American Realism in the Russo-Ukrainian War with Rebeccah Heinrichs - on Midrats
define your terms
What path best enhances American security and prosperity, along with her allies, when it comes to the Russo-Ukrainian War?
Are American's interests best promoted by more support of Ukraine's ongoing fight for her independence, or by backing away to let things take their natural course?
Isolationists, realists, and idealists are all trying to make their case as to where to go next as the war moves in to its second year.
What are their arguments, and for those who say they promote a "Realist" policy - how do they define Realism?
Out guest for the full hour this Sunday from 5 to 6pm Eastern to discuss this and related issues she raised in her latest article in National Review, "Who are the Real 'Realists' on Ukraine?" will be Rebeccah Heinrichs, senior fellow at the Hudson Institute.

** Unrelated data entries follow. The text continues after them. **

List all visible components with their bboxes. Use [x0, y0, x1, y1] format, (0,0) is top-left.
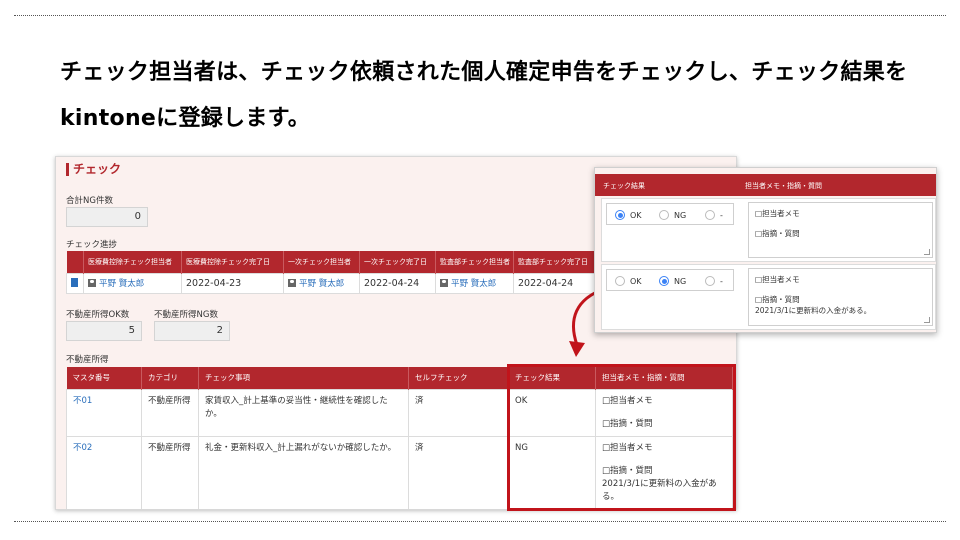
radio-unselected-icon[interactable]: [615, 276, 625, 286]
memo-cell: □担当者メモ □指摘・質問: [595, 388, 733, 437]
progress-header-primary-checker: 一次チェック担当者: [283, 251, 360, 273]
radio-selected-icon[interactable]: [659, 276, 669, 286]
file-icon[interactable]: [71, 277, 78, 287]
table-row: 不02 不動産所得 礼金・更新料収入_計上漏れがないか確認したか。 済 NG □…: [66, 435, 733, 509]
radio-unselected-icon[interactable]: [705, 210, 715, 220]
resize-grip-icon[interactable]: [924, 317, 930, 323]
progress-header-audit-checker: 監査部チェック担当者: [435, 251, 514, 273]
progress-label: チェック進捗: [66, 240, 118, 250]
audit-checker-cell[interactable]: 平野 賢太郎: [435, 272, 514, 294]
master-number-link[interactable]: 不02: [66, 435, 142, 509]
radio-ng-label: NG: [674, 277, 687, 286]
popup-header-result: チェック結果: [603, 182, 645, 190]
question-line: □指摘・質問: [602, 418, 653, 429]
memo-comment: 2021/3/1に更新料の入金がある。: [602, 478, 717, 502]
memo-cell: □担当者メモ □指摘・質問 2021/3/1に更新料の入金がある。: [595, 435, 733, 509]
medical-checker-name[interactable]: 平野 賢太郎: [99, 279, 144, 289]
memo-line: □担当者メモ: [602, 395, 653, 406]
memo-line: □担当者メモ: [755, 209, 800, 218]
re-ng-field: 2: [154, 321, 230, 341]
category-cell: 不動産所得: [141, 388, 199, 437]
memo-line: □担当者メモ: [602, 442, 653, 453]
memo-comment: 2021/3/1に更新料の入金がある。: [755, 306, 872, 315]
check-result-radio-group: OK NG -: [606, 269, 734, 291]
re-header-id: マスタ番号: [66, 367, 142, 389]
question-line: □指摘・質問: [755, 229, 800, 238]
user-icon: [288, 279, 296, 287]
table-row: 不01 不動産所得 家賃収入_計上基準の妥当性・継続性を確認したか。 済 OK …: [66, 388, 733, 437]
radio-ng[interactable]: NG: [659, 210, 686, 220]
re-header-item: チェック事項: [198, 367, 409, 389]
popup-header: チェック結果 担当者メモ・指摘・質問: [595, 174, 936, 196]
radio-none-label: -: [720, 211, 723, 220]
audit-checker-name[interactable]: 平野 賢太郎: [451, 279, 496, 289]
radio-selected-icon[interactable]: [615, 210, 625, 220]
total-ng-label: 合計NG件数: [66, 196, 113, 206]
check-result-radio-group: OK NG -: [606, 203, 734, 225]
primary-checker-name[interactable]: 平野 賢太郎: [299, 279, 344, 289]
popup-row: OK NG - □担当者メモ □指摘・質問: [601, 198, 936, 262]
self-check-cell: 済: [408, 388, 509, 437]
memo-line: □担当者メモ: [755, 275, 800, 284]
check-result-edit-popup: チェック結果 担当者メモ・指摘・質問 OK NG - □担当者メモ □指摘・質問…: [594, 167, 937, 333]
radio-unselected-icon[interactable]: [705, 276, 715, 286]
primary-checker-cell[interactable]: 平野 賢太郎: [283, 272, 360, 294]
master-number-link[interactable]: 不01: [66, 388, 142, 437]
re-header-row: マスタ番号 カテゴリ チェック事項 セルフチェック チェック結果 担当者メモ・指…: [66, 367, 733, 389]
re-header-category: カテゴリ: [141, 367, 199, 389]
radio-ok[interactable]: OK: [615, 210, 642, 220]
total-ng-field: 0: [66, 207, 148, 227]
check-item-cell: 家賃収入_計上基準の妥当性・継続性を確認したか。: [198, 388, 409, 437]
radio-none[interactable]: -: [705, 210, 723, 220]
re-header-memo: 担当者メモ・指摘・質問: [595, 367, 733, 389]
bottom-divider: [14, 521, 946, 522]
medical-date-cell: 2022-04-23: [181, 272, 284, 294]
radio-ok-label: OK: [630, 211, 642, 220]
question-line: □指摘・質問: [755, 295, 800, 304]
re-table-label: 不動産所得: [66, 355, 109, 365]
progress-header-medical-checker: 医療費控除チェック担当者: [83, 251, 182, 273]
radio-none-label: -: [720, 277, 723, 286]
check-result-cell: NG: [508, 435, 596, 509]
real-estate-table: マスタ番号 カテゴリ チェック事項 セルフチェック チェック結果 担当者メモ・指…: [66, 367, 733, 509]
memo-textarea[interactable]: □担当者メモ □指摘・質問: [748, 202, 933, 258]
radio-unselected-icon[interactable]: [659, 210, 669, 220]
popup-header-memo: 担当者メモ・指摘・質問: [745, 182, 822, 190]
user-icon: [440, 279, 448, 287]
progress-file-cell[interactable]: [66, 272, 84, 294]
self-check-cell: 済: [408, 435, 509, 509]
question-line: □指摘・質問: [602, 465, 653, 476]
progress-header-icon: [66, 251, 84, 273]
category-cell: 不動産所得: [141, 435, 199, 509]
slide-heading: チェック担当者は、チェック依頼された個人確定申告をチェックし、チェック結果をki…: [60, 60, 908, 131]
radio-ok[interactable]: OK: [615, 276, 642, 286]
re-ok-label: 不動産所得OK数: [66, 310, 130, 320]
progress-header-primary-date: 一次チェック完了日: [359, 251, 436, 273]
radio-none[interactable]: -: [705, 276, 723, 286]
re-ok-field: 5: [66, 321, 142, 341]
medical-checker-cell[interactable]: 平野 賢太郎: [83, 272, 182, 294]
top-divider: [14, 15, 946, 16]
radio-ng-label: NG: [674, 211, 687, 220]
radio-ng[interactable]: NG: [659, 276, 686, 286]
radio-ok-label: OK: [630, 277, 642, 286]
progress-header-medical-date: 医療費控除チェック完了日: [181, 251, 284, 273]
re-header-self: セルフチェック: [408, 367, 509, 389]
popup-row: OK NG - □担当者メモ □指摘・質問 2021/3/1に更新料の入金がある…: [601, 264, 936, 330]
check-result-cell: OK: [508, 388, 596, 437]
resize-grip-icon[interactable]: [924, 249, 930, 255]
memo-textarea[interactable]: □担当者メモ □指摘・質問 2021/3/1に更新料の入金がある。: [748, 268, 933, 326]
re-header-result: チェック結果: [508, 367, 596, 389]
primary-date-cell: 2022-04-24: [359, 272, 436, 294]
user-icon: [88, 279, 96, 287]
check-section-title: チェック: [66, 163, 121, 176]
check-item-cell: 礼金・更新料収入_計上漏れがないか確認したか。: [198, 435, 409, 509]
re-ng-label: 不動産所得NG数: [154, 310, 218, 320]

Join us live if you can, but it not, you can get the show later by subscribing to the podcast. If you use iTunes, you can add Midrats to your podcast list simply by clicking the iTunes button at the main showpage - or you can just click here. You can find us on almost all your most popular podcast aggregators as well.
I’ll start with the map, and finish with we are executing a war with a major nuclear power that is existential for Russia, and made it explicit we mean to conquer and dismember Russia.
"natural course"
The natural course concerning Russia and Ukraine, over the 20th century, was famine and millions of dead on three different occasions.
NATO and it's keeping the peace for some 70 years is actually an anomaly in European history with it countless wars over the past two millennia. Is NATO so not the natural course that it sits by and watches wholesale war crimes?